Hello, can anyone relate to feeling a burden to their therapist?

Logically, I know that the therapist is being paid to help but I can't shake this feeling of being selfish by talking about myself and my feelings for an hour's session.

I have also found myself putting pressure on myself to feel better after a few sessions to satisfy the therapist that their techniques are working.

No doubt these feelings relate to feeling a burden to my parents as a child and feeling the need to act happy so as not to displease them.

Grateful for suggestions on how I can get out of this thinking trap.

Kizzie

That is so CPTSD related Paper Doll. I heard a few years back of this being other referenced versus self referenced and it made so much sense to me.  If we're always looking to please others so as to avoid any more abuse or to stay safe,  we kind of forget about ourselves and what we think or feel.
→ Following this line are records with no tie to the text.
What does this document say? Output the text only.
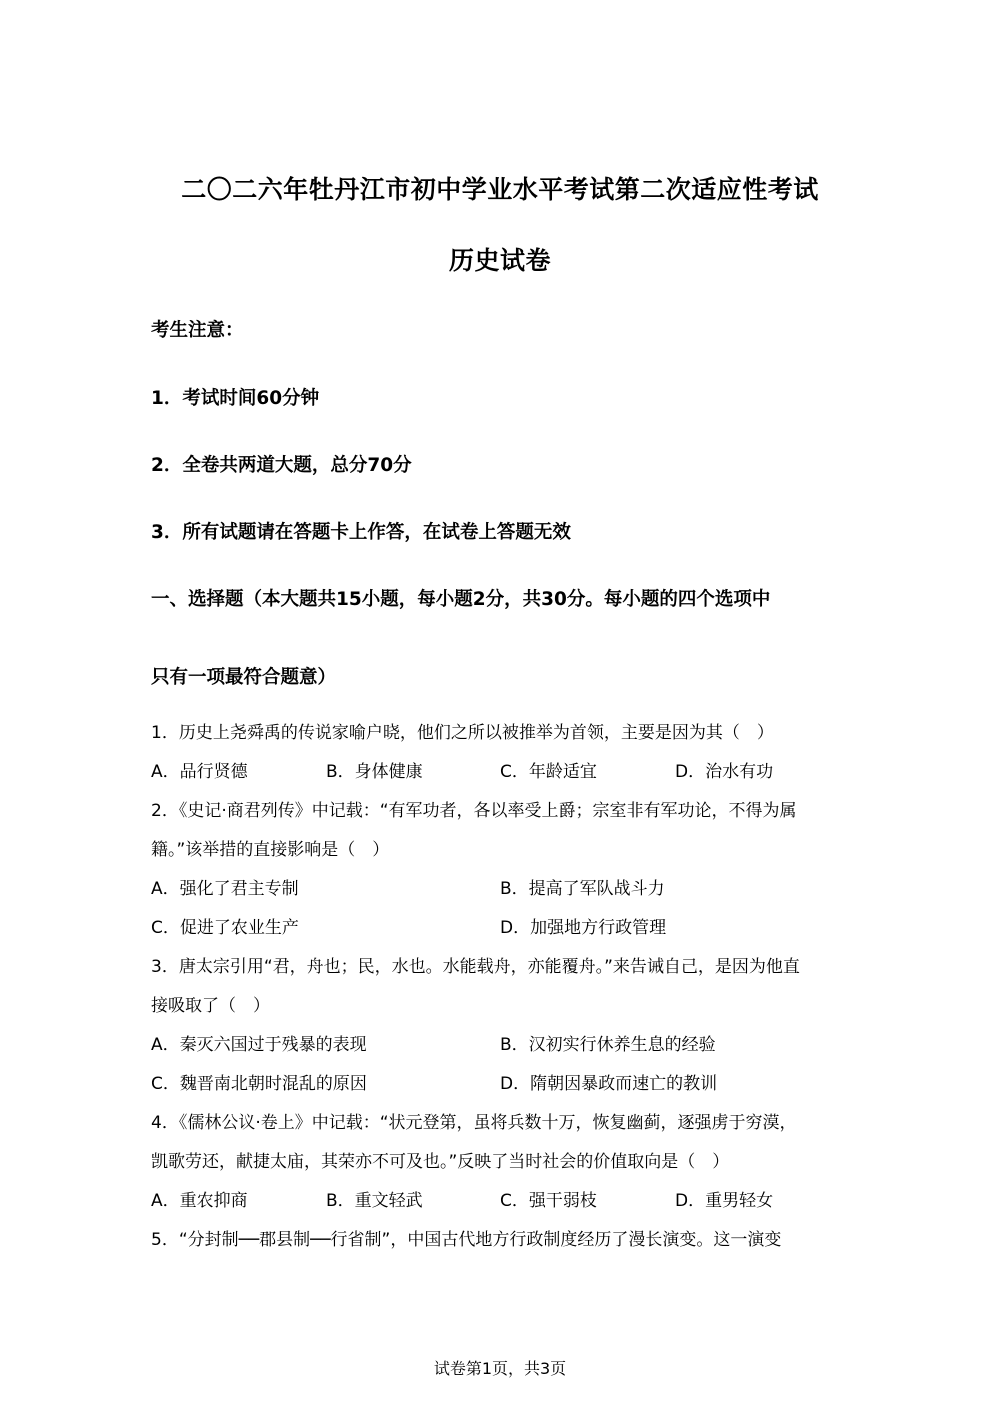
二〇二六年牡丹江市初中学业水平考试第二次适应性考试
历史试卷
考生注意：
1．考试时间60分钟
2．全卷共两道大题，总分70分
3．所有试题请在答题卡上作答，在试卷上答题无效
一、选择题（本大题共15小题，每小题2分，共30分。每小题的四个选项中
只有一项最符合题意）
1．历史上尧舜禹的传说家喻户晓，他们之所以被推举为首领，主要是因为其（　）
A．品行贤德	B．身体健康	C．年龄适宜	D．治水有功
2．《史记·商君列传》中记载：“有军功者，各以率受上爵；宗室非有军功论，不得为属
籍。”该举措的直接影响是（　）
A．强化了君主专制	B．提高了军队战斗力
C．促进了农业生产	D．加强地方行政管理
3．唐太宗引用“君，舟也；民，水也。水能载舟，亦能覆舟。”来告诫自己，是因为他直
接吸取了（　）
A．秦灭六国过于残暴的表现	B．汉初实行休养生息的经验
C．魏晋南北朝时混乱的原因	D．隋朝因暴政而速亡的教训
4．《儒林公议·卷上》中记载：“状元登第，虽将兵数十万，恢复幽蓟，逐强虏于穷漠，
凯歌劳还，献捷太庙，其荣亦不可及也。”反映了当时社会的价值取向是（　）
A．重农抑商	B．重文轻武	C．强干弱枝	D．重男轻女
5．“分封制──郡县制──行省制”，中国古代地方行政制度经历了漫长演变。这一演变
试卷第1页，共3页
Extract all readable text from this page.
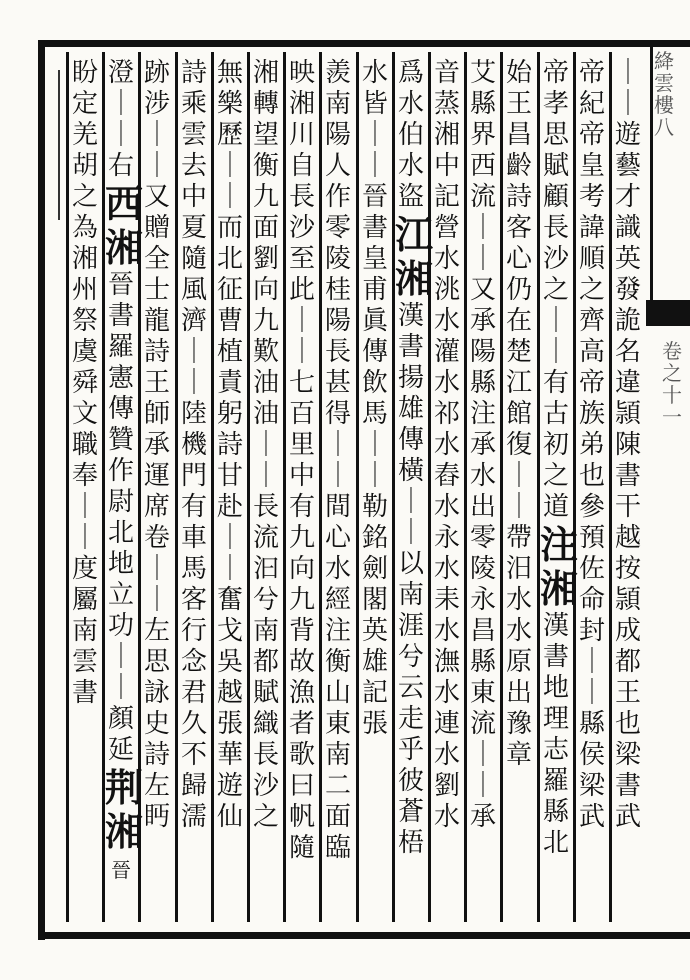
絳雲樓八
卷之十一
｜｜遊藝才識英發詭名違頴陳書干越按頴成都王也梁書武
帝紀帝皇考諱順之齊高帝族弟也參預佐命封｜｜縣侯梁武
帝孝思賦顧長沙之｜｜有古初之道注湘漢書地理志羅縣北
始王昌齡詩客心仍在楚江館復｜｜帶汨水水原出豫章
艾縣界西流｜｜又承陽縣注承水出零陵永昌縣東流｜｜承
音蒸湘中記營水洮水灌水祁水舂水永水耒水潕水連水劉水
爲水伯水盜江湘漢書揚雄傳橫｜｜以南涯兮云走乎彼蒼梧
水皆｜｜晉書皇甫眞傳飲馬｜｜勒銘劍閣英雄記張
羨南陽人作零陵桂陽長甚得｜｜間心水經注衡山東南二面臨
映湘川自長沙至此｜｜七百里中有九向九背故漁者歌曰帆隨
湘轉望衡九面劉向九歎油油｜｜長流汩兮南都賦織長沙之
無樂歷｜｜而北征曹植責躬詩甘赴｜｜奮戈吳越張華遊仙
詩乘雲去中夏隨風濟｜｜陸機門有車馬客行念君久不歸濡
跡涉｜｜又贈全士龍詩王師承運席卷｜｜左思詠史詩左眄
澄｜｜右西湘晉書羅憲傳贊作尉北地立功｜｜顏延荆湘晉
盼定羌胡之為湘州祭虞舜文職奉｜｜度屬南雲書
Once I realized what I was doing I just started noticing when I was being other referenced and asking myself what do I need, want, think, feel in this situation so I could connect with my inner self. It seemed to help so thought I would suggest it and you can see if it's something that helps you.   

PaperDoll

Thank you Kizzie. I haven't come across those terms 'other referenced' and 'self referenced'  before. How you have explained it makes total sense.

Armee

Totally normal in my experience at least. Just if you can let them know so they are aware. If you can't that's OK too.

Little2Nothing

Been there and still do that. I apologized to my therapist for unloading all my garbage onto her. 

Blueberry

Quote from: Armee on February 11, 2024, 08:40:21 PMTotally normal in my experience at least. Just if you can let them know so they are aware. If you can't that's OK too.

 :yeahthat:

I also feel like a burden on the healthcare system and at times on the world. It's all cptsd-related.

Sorry I don't have too much up my sleeve on how to get out of that trap, except that the feelings have reduced in intensity and frequency on their own so-to-speak through therapy. That is, my symptoms often do that in ways and at times I hadn't been expecting through therapy work on something totally different.

The other way is consciously noticing when people in my life today don't think that way. There are people who don't treat me like a burden and bit by bit this information does trickle through and land in my feelings instead of just being a cognitive thing.

Kizzie

I wonder if it's time for us to stop being guilty for taking up too much of anything. When I think of what we went through, it's like we lived through a nasty war, fought to survive and need the treatment, services and support combat soldiers do as wounded warriors.  We are wounded warriors of a different sort, injured by others, not of our own doing.

So why should we feel guilty? Why not feel proud of ourselves for surviving and that we deserve society's respect and care (and funding for treatment, services and support)?  Dignity, pride and respect - a new mantra for us.

Sometimes I just feel this anger at living with the shame I know so many of us feel. 

Blueberry

Thank you for feeling anger on our behalf, Kizzie. Today I'm too exhausted to feel anger.